AWS Data Wrangler aims to fill a gap between AWS Analytics Services (Glue, Athena, EMR, Redshift, S3) and the most popular Python data libraries ([Pandas](https://pandas.pydata.org/), [Apache Spark](https://spark.apache.org/)).

---

*Contents:* **[Use Cases](#Use-Cases)** | **[Installation](#Installation)** | **[Usage](#Usage)** | **[License](#License)**

---

## Use Cases

* Pandas Dataframe -> Parquet (S3)
* Pandas Dataframe -> CSV (S3)
* Pandas Dataframe -> Glue Catalog
* Pandas Dataframe -> Redshift
* Pandas Dataframe -> Athena
* CSV (S3) -> Pandas Dataframe
* Athena -> Pandas Dataframe
* Spark Dataframe -> Redshift

## Installation

`pip install awswrangler`

AWS Data Wrangler runs only Python 3.6 and beyond.
And runs on AWS Lambda, AWS Glue, EC2, on-premises, local, etc.

## Usage

### Writing Pandas Dataframe to Data Lake

```py3
session = awswrangler.Session()
session.pandas.to_parquet(
    dataframe=dataframe,
    database="database",
    path="s3://...",
    partition_cols=["col_name"],
)
```

If a Glue Database name is passed, all the metadata will be created in the Glue Catalog. If not, only the s3 data write will be done.

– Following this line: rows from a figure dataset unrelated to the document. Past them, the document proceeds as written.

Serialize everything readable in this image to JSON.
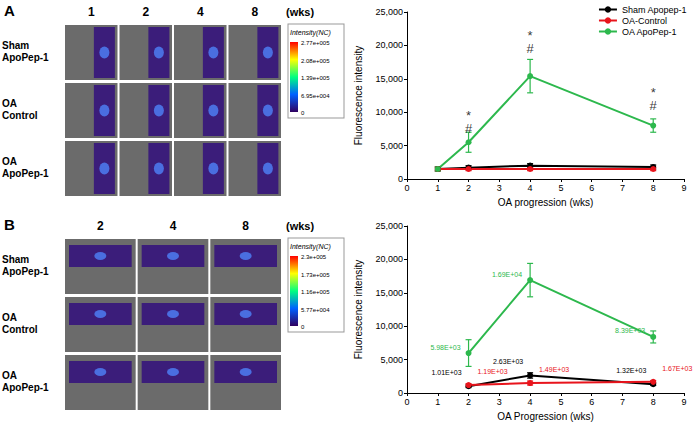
{
  "image_panels": [
    {
      "label": "A",
      "columns": [
        "1",
        "2",
        "4",
        "8"
      ],
      "unit": "(wks)",
      "rows": [
        "Sham ApoPep-1",
        "OA Control",
        "OA ApoPep-1"
      ],
      "colorbar": {
        "title": "Intensity(NC)",
        "labels": [
          "2.77e+005",
          "2.08e+005",
          "1.39e+005",
          "6.95e+004",
          "0"
        ]
      }
    },
    {
      "label": "B",
      "columns": [
        "2",
        "4",
        "8"
      ],
      "unit": "(wks)",
      "rows": [
        "Sham ApoPep-1",
        "OA Control",
        "OA ApoPep-1"
      ],
      "colorbar": {
        "title": "Intensity(NC)",
        "labels": [
          "2.3e+005",
          "1.73e+005",
          "1.16e+005",
          "5.77e+004",
          "0"
        ]
      }
    }
  ],
  "chart_data": [
    {
      "type": "line",
      "x_label": "OA progression (wks)",
      "y_label": "Fluorescence intensity",
      "xlim": [
        0,
        9
      ],
      "xticks": [
        0,
        1,
        2,
        3,
        4,
        5,
        6,
        7,
        8,
        9
      ],
      "ylim": [
        0,
        25000
      ],
      "yticks": [
        0,
        {
          "value": 5000,
          "label": "5,000"
        },
        {
          "value": 10000,
          "label": "10,000"
        },
        {
          "value": 15000,
          "label": "15,000"
        },
        {
          "value": 20000,
          "label": "20,000"
        },
        {
          "value": 25000,
          "label": "25,000"
        }
      ],
      "grid": false,
      "legend": "top-right",
      "marker": "circle",
      "series": [
        {
          "name": "Sham Apopep-1",
          "color": "#000000",
          "x": [
            1,
            2,
            4,
            8
          ],
          "values": [
            1500,
            1700,
            2000,
            1800
          ],
          "errors": [
            300,
            300,
            300,
            300
          ]
        },
        {
          "name": "OA-Control",
          "color": "#e8141c",
          "x": [
            1,
            2,
            4,
            8
          ],
          "values": [
            1500,
            1500,
            1500,
            1500
          ],
          "errors": [
            250,
            250,
            250,
            250
          ]
        },
        {
          "name": "OA ApoPep-1",
          "color": "#2db84d",
          "x": [
            1,
            2,
            4,
            8
          ],
          "values": [
            1500,
            5500,
            15400,
            8000
          ],
          "errors": [
            300,
            1500,
            2500,
            1000
          ]
        }
      ],
      "annotations": [
        {
          "x": 2,
          "y": 9500,
          "text": "*"
        },
        {
          "x": 2,
          "y": 7500,
          "text": "#"
        },
        {
          "x": 4,
          "y": 21500,
          "text": "*"
        },
        {
          "x": 4,
          "y": 19500,
          "text": "#"
        },
        {
          "x": 8,
          "y": 13000,
          "text": "*"
        },
        {
          "x": 8,
          "y": 11000,
          "text": "#"
        }
      ]
    },
    {
      "type": "line",
      "x_label": "OA Progression (wks)",
      "y_label": "Fluorescence intensity",
      "xlim": [
        0,
        9
      ],
      "xticks": [
        0,
        1,
        2,
        3,
        4,
        5,
        6,
        7,
        8,
        9
      ],
      "ylim": [
        0,
        25000
      ],
      "yticks": [
        0,
        {
          "value": 5000,
          "label": "5,000"
        },
        {
          "value": 10000,
          "label": "10,000"
        },
        {
          "value": 15000,
          "label": "15,000"
        },
        {
          "value": 20000,
          "label": "20,000"
        },
        {
          "value": 25000,
          "label": "25,000"
        }
      ],
      "grid": false,
      "data_labels": true,
      "marker": "circle",
      "series": [
        {
          "name": "Sham Apopep-1",
          "color": "#000000",
          "x": [
            2,
            4,
            8
          ],
          "values": [
            1010,
            2630,
            1320
          ],
          "value_labels": [
            "1.01E+03",
            "2.63E+03",
            "1.32E+03"
          ],
          "errors": [
            200,
            400,
            200
          ]
        },
        {
          "name": "OA-Control",
          "color": "#e8141c",
          "x": [
            2,
            4,
            8
          ],
          "values": [
            1190,
            1490,
            1670
          ],
          "value_labels": [
            "1.19E+03",
            "1.49E+03",
            "1.67E+03"
          ],
          "errors": [
            200,
            300,
            200
          ]
        },
        {
          "name": "OA ApoPep-1",
          "color": "#2db84d",
          "x": [
            2,
            4,
            8
          ],
          "values": [
            5980,
            16900,
            8390
          ],
          "value_labels": [
            "5.98E+03",
            "1.69E+04",
            "8.39E+03"
          ],
          "errors": [
            2000,
            2500,
            900
          ]
        }
      ]
    }
  ]
}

### Reading from Data Lake to Pandas Dataframe

```py3
session = awswrangler.Session()
dataframe = session.pandas.read_sql_athena(
    sql="select * from table",
    database="database"
)
```

### Reading from S3 file to Pandas Dataframe

```py3
session = awswrangler.Session()
dataframe = session.pandas.read_csv(path="s3://...")
```

### Typical Pandas ETL

```py3
import pandas
import awswrangler

df = pandas.read_...  # Read from anywhere

# Typical Pandas, Numpy or Pyarrow transformation HERE!

session = awswrangler.Session()
session.pandas.to_parquet(  # Storing the data and metadata to Data Lake
    dataframe=dataframe,
    database="database",
    path="s3://...",
    partition_cols=["col_name"],
)
```

### Loading Spark Dataframe to Redshift

```py3
session = awswrangler.Session(spark_session=spark)
session.spark.to_redshift(
    dataframe=df,
    path="s3://...",
    connection=conn,
    schema="public",
    table="table",
    iam_role="IAM_ROLE_ARN",
    mode="append",
)
```

## License

This library is licensed under the Apache 2.0 License.